The road to reform was long and winding. Resisting reforms is a universal principle, and, in China's case, there was also ideological inertia — which is why governance reform was essential. 
Governance reform in China is not as many foreigners imagine it should be. It is not Western-style, multi-party democracy. Rather, governance reform here is expansive — encompassing institutional efficiency, rule of law, greater checks and balances within the inner-party system, public transparency such as in the promotion of officials, and the solicitation of citizen input, especially online. 
The goal of governance reform is to support economic reform and social development. Take three topics, each, as they say, sensitive — Market vs. government: what is the optimum balance? Rule of law: How serious is leadership? Role of the Party: How does the CPC exercise leadership? Governance reform means that the Chinese government is becoming more of a regulator, less of a decider — and now that the market can play a “decisive role”, this transition is accelerating.
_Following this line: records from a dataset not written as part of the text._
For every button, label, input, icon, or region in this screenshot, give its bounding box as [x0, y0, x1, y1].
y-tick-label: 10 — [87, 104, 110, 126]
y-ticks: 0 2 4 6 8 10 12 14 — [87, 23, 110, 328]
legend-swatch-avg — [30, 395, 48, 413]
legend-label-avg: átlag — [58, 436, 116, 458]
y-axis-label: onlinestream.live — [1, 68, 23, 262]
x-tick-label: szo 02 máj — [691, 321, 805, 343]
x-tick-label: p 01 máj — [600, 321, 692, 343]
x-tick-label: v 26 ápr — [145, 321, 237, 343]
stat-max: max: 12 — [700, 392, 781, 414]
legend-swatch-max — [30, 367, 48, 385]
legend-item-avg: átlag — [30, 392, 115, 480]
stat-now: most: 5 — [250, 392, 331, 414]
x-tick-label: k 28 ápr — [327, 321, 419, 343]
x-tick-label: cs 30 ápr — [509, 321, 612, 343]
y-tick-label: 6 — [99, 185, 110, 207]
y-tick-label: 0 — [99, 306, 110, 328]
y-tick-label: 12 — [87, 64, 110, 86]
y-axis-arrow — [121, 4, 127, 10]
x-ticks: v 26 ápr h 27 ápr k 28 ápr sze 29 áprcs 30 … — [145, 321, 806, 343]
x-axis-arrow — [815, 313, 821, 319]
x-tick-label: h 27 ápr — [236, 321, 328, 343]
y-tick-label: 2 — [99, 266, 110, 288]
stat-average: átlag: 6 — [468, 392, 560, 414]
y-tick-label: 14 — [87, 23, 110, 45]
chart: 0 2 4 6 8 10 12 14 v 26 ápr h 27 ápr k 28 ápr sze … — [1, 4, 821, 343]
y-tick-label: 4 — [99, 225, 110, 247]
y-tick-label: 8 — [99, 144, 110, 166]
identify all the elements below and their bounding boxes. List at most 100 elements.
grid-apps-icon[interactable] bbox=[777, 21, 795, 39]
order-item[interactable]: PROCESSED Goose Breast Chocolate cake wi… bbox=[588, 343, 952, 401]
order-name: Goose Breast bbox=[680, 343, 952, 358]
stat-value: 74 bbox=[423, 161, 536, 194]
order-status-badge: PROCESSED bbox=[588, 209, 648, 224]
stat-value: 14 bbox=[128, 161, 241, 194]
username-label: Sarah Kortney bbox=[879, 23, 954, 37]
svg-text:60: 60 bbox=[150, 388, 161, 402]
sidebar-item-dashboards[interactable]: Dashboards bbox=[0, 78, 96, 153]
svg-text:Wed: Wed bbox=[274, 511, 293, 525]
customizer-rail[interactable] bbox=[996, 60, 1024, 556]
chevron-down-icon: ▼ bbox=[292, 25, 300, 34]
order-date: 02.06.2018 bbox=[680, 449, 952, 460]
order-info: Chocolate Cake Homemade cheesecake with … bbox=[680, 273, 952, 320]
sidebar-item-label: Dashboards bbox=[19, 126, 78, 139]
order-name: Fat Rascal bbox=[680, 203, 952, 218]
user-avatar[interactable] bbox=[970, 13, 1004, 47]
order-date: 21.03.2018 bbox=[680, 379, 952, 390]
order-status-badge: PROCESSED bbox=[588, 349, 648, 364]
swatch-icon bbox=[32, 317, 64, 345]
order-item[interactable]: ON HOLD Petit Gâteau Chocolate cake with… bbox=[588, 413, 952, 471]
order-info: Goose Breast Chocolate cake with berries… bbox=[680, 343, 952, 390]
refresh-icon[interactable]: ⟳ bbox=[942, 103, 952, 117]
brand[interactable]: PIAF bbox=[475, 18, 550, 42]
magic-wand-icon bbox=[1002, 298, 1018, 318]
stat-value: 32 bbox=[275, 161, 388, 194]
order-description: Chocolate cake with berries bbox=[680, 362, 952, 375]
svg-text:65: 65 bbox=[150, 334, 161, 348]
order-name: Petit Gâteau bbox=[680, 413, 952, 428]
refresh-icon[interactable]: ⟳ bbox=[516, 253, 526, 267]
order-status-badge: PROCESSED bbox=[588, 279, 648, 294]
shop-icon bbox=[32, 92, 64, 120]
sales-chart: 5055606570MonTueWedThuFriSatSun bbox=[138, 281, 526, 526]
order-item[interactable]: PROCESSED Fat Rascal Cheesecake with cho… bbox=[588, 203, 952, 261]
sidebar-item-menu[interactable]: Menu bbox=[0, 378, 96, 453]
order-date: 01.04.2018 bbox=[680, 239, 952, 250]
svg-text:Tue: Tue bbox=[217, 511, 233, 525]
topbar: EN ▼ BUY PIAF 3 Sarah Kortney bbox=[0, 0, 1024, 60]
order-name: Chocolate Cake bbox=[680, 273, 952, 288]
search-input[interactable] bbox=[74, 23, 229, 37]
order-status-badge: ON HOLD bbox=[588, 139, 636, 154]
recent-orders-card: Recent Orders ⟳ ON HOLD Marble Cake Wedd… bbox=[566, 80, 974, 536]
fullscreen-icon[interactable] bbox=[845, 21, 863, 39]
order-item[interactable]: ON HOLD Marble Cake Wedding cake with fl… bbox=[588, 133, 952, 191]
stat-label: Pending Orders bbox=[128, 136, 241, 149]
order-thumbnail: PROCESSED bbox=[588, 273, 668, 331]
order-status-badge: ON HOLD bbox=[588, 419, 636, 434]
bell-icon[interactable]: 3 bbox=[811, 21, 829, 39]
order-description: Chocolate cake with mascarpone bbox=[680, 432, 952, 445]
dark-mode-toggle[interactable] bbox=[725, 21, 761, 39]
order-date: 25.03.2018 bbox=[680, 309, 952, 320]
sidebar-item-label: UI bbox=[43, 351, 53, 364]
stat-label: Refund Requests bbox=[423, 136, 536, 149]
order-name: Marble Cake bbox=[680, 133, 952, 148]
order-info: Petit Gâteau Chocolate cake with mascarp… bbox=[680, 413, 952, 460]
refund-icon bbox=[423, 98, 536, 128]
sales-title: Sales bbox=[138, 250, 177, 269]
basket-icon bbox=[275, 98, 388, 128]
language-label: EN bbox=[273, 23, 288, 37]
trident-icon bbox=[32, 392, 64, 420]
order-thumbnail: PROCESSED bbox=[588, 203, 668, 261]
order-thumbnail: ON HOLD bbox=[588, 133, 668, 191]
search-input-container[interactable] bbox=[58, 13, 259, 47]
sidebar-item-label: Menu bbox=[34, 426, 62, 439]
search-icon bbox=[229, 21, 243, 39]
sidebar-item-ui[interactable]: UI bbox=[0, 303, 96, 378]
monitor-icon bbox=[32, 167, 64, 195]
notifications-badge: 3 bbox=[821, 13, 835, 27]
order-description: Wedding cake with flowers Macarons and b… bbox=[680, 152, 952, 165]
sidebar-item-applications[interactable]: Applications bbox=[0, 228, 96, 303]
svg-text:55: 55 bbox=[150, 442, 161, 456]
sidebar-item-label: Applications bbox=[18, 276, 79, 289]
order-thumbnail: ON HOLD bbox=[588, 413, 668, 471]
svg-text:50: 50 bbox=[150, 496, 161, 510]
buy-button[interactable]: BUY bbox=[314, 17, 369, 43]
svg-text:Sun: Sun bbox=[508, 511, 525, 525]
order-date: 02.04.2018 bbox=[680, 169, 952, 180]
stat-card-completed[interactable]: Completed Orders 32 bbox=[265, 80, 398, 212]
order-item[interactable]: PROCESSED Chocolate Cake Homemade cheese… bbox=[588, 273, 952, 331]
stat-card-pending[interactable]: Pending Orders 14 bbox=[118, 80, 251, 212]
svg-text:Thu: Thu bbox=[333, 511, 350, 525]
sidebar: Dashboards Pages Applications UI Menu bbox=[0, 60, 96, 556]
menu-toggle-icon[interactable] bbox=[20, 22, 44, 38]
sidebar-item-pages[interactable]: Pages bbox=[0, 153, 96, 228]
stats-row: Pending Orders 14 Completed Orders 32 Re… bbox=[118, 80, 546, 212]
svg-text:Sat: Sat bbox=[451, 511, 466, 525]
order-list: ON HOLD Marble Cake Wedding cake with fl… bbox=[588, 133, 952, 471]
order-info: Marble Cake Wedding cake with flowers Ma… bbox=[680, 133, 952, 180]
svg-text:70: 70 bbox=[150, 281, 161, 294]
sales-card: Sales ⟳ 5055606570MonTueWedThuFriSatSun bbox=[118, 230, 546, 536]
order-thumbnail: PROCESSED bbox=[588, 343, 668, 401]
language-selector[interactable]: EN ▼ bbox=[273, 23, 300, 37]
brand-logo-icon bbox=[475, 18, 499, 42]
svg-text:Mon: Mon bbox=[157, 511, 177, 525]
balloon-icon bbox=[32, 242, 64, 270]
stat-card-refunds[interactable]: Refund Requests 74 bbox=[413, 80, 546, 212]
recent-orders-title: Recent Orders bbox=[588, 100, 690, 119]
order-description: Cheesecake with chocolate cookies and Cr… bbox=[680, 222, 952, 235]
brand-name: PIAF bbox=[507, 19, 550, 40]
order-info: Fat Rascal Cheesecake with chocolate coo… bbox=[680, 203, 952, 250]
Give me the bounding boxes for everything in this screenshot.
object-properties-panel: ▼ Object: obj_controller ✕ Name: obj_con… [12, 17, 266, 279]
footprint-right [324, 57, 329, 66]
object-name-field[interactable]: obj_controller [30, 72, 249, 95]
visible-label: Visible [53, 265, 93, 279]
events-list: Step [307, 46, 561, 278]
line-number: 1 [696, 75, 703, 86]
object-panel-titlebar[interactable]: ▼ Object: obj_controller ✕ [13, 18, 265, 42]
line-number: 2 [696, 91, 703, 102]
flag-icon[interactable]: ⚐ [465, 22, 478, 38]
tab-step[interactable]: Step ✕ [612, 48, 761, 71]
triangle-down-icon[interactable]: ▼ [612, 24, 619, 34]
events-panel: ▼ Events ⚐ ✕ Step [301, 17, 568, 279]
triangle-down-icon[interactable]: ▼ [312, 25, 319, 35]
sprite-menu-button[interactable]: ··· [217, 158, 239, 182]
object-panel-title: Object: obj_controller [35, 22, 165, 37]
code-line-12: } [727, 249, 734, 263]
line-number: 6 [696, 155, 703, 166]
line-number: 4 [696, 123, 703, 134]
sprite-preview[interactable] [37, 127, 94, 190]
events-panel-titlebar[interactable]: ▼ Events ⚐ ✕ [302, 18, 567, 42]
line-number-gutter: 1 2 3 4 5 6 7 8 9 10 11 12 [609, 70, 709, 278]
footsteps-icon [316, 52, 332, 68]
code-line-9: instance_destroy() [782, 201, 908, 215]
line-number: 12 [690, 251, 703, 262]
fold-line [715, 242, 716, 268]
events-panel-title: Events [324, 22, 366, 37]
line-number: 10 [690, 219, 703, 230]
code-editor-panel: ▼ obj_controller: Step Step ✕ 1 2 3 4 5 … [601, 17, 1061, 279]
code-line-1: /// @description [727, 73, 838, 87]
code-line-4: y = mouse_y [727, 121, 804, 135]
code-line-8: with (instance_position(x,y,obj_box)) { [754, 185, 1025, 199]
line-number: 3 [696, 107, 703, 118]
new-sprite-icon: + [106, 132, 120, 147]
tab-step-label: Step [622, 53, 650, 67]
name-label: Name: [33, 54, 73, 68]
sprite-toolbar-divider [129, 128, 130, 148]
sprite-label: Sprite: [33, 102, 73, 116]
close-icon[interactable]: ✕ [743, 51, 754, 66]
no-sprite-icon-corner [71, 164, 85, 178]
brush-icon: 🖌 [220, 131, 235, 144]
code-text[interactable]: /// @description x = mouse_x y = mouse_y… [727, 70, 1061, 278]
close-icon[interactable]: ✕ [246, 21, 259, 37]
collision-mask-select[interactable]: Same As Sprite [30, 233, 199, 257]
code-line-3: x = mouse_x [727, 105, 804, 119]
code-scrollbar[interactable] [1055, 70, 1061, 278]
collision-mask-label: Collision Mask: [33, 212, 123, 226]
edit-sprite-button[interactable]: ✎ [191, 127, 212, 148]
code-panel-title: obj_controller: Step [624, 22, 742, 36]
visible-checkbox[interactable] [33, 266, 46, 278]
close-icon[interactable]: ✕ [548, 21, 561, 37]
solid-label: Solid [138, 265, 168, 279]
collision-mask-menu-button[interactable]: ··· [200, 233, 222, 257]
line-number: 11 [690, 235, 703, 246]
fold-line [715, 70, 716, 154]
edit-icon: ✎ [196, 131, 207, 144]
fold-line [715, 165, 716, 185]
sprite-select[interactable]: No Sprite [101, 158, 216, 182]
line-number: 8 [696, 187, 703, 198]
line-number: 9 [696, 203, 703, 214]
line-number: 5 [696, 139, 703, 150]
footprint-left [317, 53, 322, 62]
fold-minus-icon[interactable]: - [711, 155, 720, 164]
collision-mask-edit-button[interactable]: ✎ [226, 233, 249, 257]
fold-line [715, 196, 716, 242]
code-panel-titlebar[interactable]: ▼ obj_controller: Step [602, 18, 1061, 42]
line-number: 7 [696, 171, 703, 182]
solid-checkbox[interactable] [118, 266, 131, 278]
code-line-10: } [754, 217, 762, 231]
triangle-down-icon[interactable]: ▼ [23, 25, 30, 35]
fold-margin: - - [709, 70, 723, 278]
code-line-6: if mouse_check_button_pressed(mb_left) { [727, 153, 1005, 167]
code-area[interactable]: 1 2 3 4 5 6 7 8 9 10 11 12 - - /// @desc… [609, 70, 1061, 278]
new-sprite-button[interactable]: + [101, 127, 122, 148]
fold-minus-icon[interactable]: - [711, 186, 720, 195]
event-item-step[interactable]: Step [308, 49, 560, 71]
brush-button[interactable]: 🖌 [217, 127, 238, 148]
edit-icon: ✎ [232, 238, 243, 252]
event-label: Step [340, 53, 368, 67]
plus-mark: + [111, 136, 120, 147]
In China socialist system, how to balance market and government has been a perennial issue. Better, I suggest, is how to optimize. What is optimum is often what is balanced, but not always. Rule of Law is not a concept that is rooted in Chinese culture. It was in 1997 that the CPC, for the first time, elevated Rule of Law to national imperative, setting the goal to "build a socialist country with Rule of Law". 
Rule of Law is being strengthened in today's China — although issues remain, such as whether occasional interventions to achieve the so-claimed higher good of “rule of virtue” should ever supersede Rule of Law — and if it should, who makes that judgment? 
As for the CPC's role in governance, the reform trajectory has not been linear. Initially, the trend was toward greater separation between Party and government; recently, toward the Party's more direct leadership of government, in response to increasing domestic pressures, such as a slowing economy facing rising expectations. 
The challenge of increasing Party leadership is a natural tension between efficiency and productivity on the one hand, and checks and balances, on the other. Since reform and opening up began, China has conducted seven large-scale institutional reforms, streamlining bureaucracies, including a major one in March 2018. 
China says governance reform should be progressive, not radical; adaptive, not doctrinaire; rational, not intuitive; and orderly, not chaotic. Governance reform in China is a work in process.
 I'm keeping watch. I'm Robert Lawrence Kuhn.